Lessons from the Past

What can the ancient Hawaiians teach us about preserving today's resources for tomorrow?


Despite being in direct conflict with the systems and values of the Hawaiians, the Western model of the market economy took hold soon after Cook’s arrival.

“[Hawaiians] learned very quickly,” says Pyle. “Kamehameha I traded taro for goods that came from the west coast of America.” Out went the kapu system under Ka‘ahumanu and Kamehameha II. Then land was appropriated and sold for private ownership under Kamehameha III.

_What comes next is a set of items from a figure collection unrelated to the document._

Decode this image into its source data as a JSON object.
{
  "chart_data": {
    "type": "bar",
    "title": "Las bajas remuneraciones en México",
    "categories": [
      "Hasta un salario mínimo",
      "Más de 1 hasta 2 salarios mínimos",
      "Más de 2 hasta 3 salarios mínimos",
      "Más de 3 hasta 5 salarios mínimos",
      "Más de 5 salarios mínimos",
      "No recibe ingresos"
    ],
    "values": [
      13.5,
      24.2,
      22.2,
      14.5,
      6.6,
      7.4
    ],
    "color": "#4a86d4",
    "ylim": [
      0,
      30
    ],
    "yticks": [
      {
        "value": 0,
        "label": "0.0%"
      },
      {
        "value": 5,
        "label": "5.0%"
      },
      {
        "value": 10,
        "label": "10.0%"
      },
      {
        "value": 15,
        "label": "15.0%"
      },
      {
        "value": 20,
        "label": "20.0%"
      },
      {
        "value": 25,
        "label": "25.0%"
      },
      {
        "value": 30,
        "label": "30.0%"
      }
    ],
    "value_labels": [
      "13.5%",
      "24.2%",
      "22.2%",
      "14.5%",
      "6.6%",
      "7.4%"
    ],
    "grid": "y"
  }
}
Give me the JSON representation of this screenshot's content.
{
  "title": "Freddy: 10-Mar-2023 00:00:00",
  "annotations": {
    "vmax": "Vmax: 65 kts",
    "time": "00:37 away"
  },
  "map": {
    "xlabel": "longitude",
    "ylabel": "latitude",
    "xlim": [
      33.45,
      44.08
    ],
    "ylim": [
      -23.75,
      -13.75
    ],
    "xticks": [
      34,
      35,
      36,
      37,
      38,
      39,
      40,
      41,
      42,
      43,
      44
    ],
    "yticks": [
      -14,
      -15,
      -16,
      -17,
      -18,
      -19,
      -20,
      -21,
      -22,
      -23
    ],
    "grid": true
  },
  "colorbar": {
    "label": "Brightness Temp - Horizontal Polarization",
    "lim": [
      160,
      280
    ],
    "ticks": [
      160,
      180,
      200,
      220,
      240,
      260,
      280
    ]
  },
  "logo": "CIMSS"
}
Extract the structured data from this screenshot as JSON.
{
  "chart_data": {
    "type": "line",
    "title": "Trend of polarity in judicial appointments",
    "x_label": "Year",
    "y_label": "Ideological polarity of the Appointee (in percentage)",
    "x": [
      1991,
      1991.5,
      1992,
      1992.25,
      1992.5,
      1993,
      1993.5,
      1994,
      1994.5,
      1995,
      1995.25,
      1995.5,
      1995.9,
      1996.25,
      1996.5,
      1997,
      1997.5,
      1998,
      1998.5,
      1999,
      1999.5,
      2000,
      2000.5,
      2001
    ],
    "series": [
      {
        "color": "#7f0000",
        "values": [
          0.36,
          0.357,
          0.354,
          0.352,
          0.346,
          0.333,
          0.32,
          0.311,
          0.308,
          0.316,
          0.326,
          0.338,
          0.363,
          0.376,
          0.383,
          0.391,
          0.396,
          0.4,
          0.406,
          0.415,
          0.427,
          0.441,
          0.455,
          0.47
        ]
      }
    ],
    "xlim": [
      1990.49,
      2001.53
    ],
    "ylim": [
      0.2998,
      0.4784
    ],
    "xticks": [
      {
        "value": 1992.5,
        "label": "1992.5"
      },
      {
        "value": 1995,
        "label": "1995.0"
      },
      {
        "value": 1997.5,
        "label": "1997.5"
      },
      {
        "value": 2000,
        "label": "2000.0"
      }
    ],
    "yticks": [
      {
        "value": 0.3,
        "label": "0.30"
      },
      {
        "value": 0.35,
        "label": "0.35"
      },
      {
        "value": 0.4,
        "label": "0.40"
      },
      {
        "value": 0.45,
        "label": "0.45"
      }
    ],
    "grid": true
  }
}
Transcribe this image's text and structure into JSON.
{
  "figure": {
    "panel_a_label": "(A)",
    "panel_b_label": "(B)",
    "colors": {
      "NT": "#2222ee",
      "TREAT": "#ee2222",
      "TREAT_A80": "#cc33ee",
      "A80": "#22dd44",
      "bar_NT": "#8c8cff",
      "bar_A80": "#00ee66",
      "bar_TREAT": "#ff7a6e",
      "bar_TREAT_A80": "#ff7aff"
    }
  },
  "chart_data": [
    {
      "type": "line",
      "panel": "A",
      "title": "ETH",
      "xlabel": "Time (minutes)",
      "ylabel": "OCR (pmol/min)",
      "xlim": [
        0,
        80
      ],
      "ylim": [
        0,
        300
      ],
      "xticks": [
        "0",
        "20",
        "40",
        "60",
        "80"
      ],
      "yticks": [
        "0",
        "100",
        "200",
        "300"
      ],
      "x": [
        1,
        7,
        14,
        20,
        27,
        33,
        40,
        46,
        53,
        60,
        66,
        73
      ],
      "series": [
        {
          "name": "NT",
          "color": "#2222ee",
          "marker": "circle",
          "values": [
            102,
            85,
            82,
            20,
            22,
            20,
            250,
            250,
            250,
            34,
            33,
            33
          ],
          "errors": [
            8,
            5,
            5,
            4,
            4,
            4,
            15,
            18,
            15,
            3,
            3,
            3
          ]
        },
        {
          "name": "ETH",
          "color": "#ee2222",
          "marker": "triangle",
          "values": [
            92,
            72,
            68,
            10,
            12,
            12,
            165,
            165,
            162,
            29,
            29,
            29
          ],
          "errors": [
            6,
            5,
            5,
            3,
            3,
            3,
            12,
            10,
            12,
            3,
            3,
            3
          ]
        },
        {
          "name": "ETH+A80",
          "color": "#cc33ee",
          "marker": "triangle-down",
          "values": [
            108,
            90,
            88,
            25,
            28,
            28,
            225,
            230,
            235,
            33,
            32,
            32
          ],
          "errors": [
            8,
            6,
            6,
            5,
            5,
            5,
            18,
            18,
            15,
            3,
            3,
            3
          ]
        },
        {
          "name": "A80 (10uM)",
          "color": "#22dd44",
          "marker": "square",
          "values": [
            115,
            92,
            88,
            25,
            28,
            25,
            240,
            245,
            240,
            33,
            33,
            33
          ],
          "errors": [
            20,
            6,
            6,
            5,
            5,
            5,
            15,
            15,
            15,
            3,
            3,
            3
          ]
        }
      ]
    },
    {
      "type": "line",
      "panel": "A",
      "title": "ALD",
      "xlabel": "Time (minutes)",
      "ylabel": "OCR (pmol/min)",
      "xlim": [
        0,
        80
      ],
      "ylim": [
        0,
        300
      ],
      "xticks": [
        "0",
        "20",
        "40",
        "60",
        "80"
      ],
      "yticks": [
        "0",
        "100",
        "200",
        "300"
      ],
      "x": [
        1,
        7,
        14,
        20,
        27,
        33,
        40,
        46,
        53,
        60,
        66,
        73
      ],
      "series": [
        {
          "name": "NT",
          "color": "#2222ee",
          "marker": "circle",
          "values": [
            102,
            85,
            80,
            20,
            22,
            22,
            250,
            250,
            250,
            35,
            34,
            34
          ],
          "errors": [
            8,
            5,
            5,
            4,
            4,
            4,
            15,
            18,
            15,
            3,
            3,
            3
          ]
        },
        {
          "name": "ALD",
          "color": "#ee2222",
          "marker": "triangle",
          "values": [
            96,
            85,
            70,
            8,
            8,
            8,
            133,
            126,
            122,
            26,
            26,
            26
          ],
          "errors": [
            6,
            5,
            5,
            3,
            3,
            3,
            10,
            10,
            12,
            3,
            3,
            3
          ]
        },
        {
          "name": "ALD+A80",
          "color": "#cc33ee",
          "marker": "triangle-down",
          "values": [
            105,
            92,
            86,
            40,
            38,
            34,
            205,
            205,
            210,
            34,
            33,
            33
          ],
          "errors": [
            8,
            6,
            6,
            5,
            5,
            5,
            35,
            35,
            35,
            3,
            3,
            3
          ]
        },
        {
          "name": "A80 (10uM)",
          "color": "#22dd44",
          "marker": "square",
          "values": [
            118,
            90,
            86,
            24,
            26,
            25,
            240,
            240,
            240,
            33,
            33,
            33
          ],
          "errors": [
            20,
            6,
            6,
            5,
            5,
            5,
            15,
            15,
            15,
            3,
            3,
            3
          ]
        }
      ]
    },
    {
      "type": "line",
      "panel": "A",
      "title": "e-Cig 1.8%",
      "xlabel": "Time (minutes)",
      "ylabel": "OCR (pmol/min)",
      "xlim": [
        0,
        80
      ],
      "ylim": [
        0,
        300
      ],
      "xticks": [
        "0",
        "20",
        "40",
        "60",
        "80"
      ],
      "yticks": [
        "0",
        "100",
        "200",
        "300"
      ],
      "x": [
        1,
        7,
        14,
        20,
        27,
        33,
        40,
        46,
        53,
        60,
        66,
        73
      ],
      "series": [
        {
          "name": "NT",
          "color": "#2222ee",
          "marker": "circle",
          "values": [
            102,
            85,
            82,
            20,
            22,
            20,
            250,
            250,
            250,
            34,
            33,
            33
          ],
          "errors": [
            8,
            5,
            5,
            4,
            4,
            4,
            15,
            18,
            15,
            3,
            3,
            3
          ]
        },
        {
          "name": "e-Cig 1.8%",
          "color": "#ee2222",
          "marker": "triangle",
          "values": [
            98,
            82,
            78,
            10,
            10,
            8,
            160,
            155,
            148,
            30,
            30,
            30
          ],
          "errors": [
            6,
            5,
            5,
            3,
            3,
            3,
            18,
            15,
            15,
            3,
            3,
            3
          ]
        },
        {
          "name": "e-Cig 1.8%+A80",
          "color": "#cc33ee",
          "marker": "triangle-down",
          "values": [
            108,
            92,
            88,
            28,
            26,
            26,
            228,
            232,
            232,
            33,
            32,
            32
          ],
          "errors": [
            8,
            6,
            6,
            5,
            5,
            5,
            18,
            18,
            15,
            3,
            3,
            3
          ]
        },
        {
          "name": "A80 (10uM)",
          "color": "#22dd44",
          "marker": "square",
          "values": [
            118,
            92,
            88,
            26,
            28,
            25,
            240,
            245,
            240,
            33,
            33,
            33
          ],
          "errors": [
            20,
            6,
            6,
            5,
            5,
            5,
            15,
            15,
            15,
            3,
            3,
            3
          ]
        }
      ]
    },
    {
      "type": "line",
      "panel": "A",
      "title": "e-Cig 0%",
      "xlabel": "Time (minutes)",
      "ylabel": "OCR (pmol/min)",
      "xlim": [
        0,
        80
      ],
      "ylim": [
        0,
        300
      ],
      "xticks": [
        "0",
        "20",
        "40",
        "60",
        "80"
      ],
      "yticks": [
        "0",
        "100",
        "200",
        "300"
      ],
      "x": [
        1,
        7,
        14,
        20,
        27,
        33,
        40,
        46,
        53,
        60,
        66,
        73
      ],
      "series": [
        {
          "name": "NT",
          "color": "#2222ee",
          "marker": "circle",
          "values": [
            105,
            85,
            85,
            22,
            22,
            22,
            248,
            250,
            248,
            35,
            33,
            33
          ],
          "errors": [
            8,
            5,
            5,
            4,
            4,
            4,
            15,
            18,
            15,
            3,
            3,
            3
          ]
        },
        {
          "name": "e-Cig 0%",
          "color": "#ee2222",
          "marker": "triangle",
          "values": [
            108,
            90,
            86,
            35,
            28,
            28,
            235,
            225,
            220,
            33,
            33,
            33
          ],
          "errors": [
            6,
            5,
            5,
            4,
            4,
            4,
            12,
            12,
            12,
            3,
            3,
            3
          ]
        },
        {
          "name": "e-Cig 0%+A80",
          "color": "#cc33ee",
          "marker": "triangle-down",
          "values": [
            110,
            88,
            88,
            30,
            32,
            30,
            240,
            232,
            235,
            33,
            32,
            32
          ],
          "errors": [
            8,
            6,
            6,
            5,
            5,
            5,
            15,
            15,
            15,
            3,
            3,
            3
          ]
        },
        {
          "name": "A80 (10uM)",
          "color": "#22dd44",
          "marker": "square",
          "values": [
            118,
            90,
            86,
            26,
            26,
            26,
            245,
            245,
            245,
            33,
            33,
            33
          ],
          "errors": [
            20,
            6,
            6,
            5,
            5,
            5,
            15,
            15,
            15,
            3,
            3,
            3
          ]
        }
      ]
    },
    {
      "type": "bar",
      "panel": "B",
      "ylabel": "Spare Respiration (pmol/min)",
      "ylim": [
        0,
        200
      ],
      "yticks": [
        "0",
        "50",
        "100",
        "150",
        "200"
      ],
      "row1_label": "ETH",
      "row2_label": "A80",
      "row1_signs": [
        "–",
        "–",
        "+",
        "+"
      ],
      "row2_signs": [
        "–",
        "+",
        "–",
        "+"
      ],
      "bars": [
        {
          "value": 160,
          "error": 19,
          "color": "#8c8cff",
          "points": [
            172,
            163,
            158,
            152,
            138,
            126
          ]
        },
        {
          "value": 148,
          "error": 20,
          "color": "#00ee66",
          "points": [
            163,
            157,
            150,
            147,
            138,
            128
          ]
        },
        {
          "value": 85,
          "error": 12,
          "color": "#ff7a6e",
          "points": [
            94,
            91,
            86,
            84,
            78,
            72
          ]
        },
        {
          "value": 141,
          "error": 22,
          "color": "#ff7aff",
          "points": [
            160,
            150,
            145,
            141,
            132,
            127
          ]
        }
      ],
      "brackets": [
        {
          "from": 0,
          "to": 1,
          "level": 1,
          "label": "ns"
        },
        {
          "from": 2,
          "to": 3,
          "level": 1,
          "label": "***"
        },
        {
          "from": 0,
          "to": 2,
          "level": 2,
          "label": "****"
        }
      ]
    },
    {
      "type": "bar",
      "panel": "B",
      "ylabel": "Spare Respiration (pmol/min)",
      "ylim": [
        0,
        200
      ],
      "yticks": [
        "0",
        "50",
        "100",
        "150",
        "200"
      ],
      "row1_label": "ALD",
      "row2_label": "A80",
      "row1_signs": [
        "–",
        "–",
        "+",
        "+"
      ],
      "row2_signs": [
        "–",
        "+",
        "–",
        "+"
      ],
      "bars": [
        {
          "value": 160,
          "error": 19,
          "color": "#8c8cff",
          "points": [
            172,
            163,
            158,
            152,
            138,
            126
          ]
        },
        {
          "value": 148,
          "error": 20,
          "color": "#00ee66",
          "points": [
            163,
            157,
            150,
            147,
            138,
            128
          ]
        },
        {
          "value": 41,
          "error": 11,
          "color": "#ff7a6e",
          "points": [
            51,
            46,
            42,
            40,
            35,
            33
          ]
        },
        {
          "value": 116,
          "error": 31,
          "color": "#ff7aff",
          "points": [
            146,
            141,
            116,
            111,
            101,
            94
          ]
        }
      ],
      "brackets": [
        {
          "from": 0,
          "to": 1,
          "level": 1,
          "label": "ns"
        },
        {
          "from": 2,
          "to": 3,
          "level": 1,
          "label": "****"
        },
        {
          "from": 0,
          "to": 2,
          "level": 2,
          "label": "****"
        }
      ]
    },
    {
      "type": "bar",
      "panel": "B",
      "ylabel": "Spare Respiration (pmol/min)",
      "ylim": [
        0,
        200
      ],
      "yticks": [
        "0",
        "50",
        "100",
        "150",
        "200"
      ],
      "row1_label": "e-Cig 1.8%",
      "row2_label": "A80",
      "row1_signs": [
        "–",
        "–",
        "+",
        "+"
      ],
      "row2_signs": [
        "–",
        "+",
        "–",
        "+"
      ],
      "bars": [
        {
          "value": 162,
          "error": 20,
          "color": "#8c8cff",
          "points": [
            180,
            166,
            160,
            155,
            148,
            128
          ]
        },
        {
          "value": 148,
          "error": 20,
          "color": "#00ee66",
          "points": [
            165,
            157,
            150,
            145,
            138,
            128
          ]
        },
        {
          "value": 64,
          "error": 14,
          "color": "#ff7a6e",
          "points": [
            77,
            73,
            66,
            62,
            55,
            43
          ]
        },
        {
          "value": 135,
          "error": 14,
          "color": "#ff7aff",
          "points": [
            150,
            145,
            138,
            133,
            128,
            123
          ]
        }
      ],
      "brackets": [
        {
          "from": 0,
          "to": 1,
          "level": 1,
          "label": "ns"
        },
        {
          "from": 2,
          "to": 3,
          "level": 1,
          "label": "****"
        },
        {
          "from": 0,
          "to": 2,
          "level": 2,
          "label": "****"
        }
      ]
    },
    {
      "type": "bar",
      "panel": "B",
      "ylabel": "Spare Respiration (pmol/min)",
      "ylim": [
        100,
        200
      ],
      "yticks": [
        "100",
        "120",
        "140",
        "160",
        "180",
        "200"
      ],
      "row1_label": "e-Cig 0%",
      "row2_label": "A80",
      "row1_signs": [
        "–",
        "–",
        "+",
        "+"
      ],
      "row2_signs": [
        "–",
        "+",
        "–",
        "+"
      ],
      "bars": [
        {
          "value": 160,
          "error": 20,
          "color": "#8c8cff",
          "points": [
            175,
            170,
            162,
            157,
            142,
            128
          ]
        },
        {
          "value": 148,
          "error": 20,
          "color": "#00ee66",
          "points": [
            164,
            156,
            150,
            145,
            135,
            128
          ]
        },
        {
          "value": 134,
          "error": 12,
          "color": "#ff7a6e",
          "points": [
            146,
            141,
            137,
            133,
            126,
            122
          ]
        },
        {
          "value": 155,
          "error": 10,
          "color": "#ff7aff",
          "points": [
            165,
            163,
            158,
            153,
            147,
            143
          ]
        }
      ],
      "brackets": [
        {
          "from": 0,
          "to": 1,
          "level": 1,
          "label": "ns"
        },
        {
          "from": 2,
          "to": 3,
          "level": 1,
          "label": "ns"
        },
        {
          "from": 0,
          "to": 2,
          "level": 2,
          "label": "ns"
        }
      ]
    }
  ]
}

With new people came new diseases that nearly annihilated the Hawaiian population. “From the 1830s to 1850s, foreigners assumed Hawaiian people didn’t use the land properly because so much lay fallow,” says Pyle. “But it was because of disease.

“Westerners tended to think ‘uneducated,’ nonwhite people weren’t using the land as God intended. Subsistence farming and subsistence living were not looked upon as positive.”

This view has its repercussions even today, says Pyle. “There are people in Hawai‘i that value the traditional view of how the islands should be used . . . this helps explain the tension that has been going on for years. Hawaiians don’t see high rises and other types of development as respectful of the land that gives them sustainability.”

Ed Lindsay believes modern society has much to offer, “but we forget about the foundations and continue to plunder.”

Perhaps, after 250 years, we have much to learn from the ancients—and no time to waste in doing so.